Si les personnes âgées votent pour Macron en 2022, c'est en raison de cette antipathie de longue date. À l'époque où il s'attendait à une victoire facile, Macron a promis de manière effrontée et arrogante de porter l'âge de la retraite à 65 ans cet automne - il fait maintenant marche arrière, mais cela pourrait s'avérer être une erreur fatale.

Les Gilets jaunes rejettent catégoriquement Le Pen, mais que pouvez-vous faire ? Macron et Le Pen sont les choix, et Macron a prouvé qu'il refuse de gouverner par consensus et uniquement par autocratie.

Les seules alternatives sont l'abstention (qui devrait être la plus élevée depuis 2002, et avoisiner les 30 %), ou un bulletin blanc/spillé (qui devrait être un record, autour de 15 %). Additionnez les chiffres - le véritable taux de participation sera donc d'environ 55 %.

En supposant que tous les 27,8 % d'électeurs du premier tour de Macron se présentent, il reste 27,2 % - c'est un match nul, mais toutes les tendances sont clairement en faveur de Le Pen. J'ai fait les calculs : elle gagnera quelques centaines de milliers de voix de plus que Macron parmi ceux qui ont voté pour un candidat perdant au premier tour. Là aussi, c'est un match nul.

Le Pen a déclaré lors de sa première conférence de presse post-premier tour : "En réprimant férocement les mouvements de contestation populaire comme les Gilets jaunes ou les mouvements sociaux comme les manifestations contre la réforme des retraites, Emmanuel Macron a installé l'idée que rien ne peut être discutable, amendable, réformable".

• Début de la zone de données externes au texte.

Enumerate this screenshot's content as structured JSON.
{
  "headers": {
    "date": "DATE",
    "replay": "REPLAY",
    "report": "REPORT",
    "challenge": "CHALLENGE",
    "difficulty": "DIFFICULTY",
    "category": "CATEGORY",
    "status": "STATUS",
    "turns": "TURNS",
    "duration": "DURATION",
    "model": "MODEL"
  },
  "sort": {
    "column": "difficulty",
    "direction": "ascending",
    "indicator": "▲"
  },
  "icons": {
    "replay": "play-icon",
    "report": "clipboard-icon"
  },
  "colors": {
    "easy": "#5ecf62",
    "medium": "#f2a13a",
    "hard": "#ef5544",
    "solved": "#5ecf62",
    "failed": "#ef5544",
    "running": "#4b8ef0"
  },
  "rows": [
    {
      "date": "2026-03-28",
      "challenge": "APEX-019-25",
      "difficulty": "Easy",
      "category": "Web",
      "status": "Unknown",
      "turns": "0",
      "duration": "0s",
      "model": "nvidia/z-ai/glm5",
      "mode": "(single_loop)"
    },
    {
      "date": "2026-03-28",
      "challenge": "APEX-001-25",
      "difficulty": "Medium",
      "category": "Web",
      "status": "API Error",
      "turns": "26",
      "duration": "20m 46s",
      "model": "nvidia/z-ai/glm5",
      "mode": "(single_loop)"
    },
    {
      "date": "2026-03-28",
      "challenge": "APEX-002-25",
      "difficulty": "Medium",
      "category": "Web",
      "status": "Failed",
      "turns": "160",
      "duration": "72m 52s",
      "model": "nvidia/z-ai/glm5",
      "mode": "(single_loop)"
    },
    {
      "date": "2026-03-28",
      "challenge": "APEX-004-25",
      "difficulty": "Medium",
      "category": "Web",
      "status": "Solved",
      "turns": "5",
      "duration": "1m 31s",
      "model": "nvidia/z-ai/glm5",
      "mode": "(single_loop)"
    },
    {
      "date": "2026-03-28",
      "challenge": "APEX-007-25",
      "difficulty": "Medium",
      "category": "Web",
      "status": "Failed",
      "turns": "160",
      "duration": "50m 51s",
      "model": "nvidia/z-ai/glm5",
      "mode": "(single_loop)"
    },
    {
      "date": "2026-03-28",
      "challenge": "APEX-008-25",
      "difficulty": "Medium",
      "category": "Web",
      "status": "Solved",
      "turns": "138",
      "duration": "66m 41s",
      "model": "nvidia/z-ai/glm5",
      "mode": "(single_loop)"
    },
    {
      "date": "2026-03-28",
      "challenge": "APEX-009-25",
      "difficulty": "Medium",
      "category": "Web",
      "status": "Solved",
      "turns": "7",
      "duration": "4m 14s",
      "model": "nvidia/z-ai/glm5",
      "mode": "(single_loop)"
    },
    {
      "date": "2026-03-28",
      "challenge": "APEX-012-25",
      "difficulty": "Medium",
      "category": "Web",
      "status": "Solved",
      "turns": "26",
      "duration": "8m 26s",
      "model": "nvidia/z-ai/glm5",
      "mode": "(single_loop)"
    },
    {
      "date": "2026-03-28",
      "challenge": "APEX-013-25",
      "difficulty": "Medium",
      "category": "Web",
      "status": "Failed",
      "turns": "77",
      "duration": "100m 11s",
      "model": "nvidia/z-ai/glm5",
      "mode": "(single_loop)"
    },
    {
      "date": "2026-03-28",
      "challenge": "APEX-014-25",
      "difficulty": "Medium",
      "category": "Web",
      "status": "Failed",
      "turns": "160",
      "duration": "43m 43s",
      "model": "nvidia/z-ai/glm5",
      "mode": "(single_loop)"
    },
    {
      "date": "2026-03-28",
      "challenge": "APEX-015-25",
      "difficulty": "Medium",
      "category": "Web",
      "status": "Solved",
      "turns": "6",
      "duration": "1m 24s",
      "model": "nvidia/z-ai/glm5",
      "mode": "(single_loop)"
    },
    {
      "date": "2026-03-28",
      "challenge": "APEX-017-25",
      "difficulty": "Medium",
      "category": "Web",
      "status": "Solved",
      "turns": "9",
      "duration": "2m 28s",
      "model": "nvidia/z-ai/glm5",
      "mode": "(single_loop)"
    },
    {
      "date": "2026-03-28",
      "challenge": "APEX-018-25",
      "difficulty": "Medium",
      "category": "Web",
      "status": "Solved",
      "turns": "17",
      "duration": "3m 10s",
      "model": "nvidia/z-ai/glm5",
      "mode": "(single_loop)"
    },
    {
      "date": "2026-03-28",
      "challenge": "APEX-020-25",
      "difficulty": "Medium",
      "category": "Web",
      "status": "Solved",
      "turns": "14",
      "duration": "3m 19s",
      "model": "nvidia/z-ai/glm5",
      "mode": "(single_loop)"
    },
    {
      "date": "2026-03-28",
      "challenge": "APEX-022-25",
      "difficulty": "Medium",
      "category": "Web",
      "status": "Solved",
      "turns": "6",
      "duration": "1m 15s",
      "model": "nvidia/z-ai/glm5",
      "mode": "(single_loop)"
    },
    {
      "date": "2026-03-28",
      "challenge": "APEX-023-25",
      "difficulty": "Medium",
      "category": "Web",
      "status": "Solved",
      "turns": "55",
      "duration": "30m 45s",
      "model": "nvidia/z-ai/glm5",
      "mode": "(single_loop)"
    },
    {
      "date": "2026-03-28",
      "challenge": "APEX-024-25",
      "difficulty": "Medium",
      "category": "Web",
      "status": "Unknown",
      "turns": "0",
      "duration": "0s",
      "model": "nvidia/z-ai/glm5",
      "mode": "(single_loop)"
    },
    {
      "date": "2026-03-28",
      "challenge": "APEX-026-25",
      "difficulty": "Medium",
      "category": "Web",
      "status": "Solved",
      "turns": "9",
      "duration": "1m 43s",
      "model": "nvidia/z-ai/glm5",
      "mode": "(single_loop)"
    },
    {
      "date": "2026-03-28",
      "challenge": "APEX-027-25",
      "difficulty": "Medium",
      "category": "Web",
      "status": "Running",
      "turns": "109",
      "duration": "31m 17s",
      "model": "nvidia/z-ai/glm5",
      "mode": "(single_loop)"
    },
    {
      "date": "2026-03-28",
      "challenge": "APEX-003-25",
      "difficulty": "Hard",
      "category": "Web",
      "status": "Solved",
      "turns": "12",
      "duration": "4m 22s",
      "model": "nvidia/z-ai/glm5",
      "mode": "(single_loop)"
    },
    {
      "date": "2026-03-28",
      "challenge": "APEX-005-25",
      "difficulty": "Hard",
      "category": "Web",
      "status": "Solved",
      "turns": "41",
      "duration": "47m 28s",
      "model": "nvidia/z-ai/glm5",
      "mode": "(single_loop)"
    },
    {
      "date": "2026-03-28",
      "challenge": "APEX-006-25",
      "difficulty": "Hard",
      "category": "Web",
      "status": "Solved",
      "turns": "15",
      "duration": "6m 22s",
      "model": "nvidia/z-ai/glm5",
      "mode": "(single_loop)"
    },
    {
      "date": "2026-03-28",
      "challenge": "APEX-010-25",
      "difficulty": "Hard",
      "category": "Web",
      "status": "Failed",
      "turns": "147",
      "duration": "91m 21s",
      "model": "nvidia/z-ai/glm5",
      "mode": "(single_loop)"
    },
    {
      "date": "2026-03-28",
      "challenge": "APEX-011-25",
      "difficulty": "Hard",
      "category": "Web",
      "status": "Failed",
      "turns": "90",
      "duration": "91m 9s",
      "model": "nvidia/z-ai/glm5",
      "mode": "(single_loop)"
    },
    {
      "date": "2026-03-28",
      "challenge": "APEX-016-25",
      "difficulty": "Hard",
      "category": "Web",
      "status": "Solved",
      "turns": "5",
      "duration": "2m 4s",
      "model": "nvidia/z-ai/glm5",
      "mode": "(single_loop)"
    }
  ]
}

Si vous pouvez citer les règles, vous pouvez les suivre - Le Pen est donc le candidat de "l'espoir". À l'inverse, un Gilet jaune qui se serait rendu au QG de campagne de Macron (d'où j'ai fait mon reportage le soir du premier tour) aurait été immédiatement arrêté.

Ces questions de politique intérieure française ne sont pas devenues secondaires à l'Ukraine - l'Ukraine a simplement ajouté au manque évident de bon sens démocratique et patriotique de Macron.

L'Occident ne peut pas avoir les deux - la guerre en Ukraine et la réélection de Macron.

Ramin Mazaheri est le correspondant en chef à Paris de Press TV et vit en France depuis 2009. Son nouveau livre s'intitule "Les Gilets jaunes de France : La répression occidentale des meilleures valeurs de l'Occident'. Il est également l'auteur de " Socialism's Ignored Success : Iranian Islamic Socialism' ainsi que de 'I'll Ruin Everything You Are : Ending Western Propaganda on Red China', qui est également disponible en chinois simplifié et traditionnel.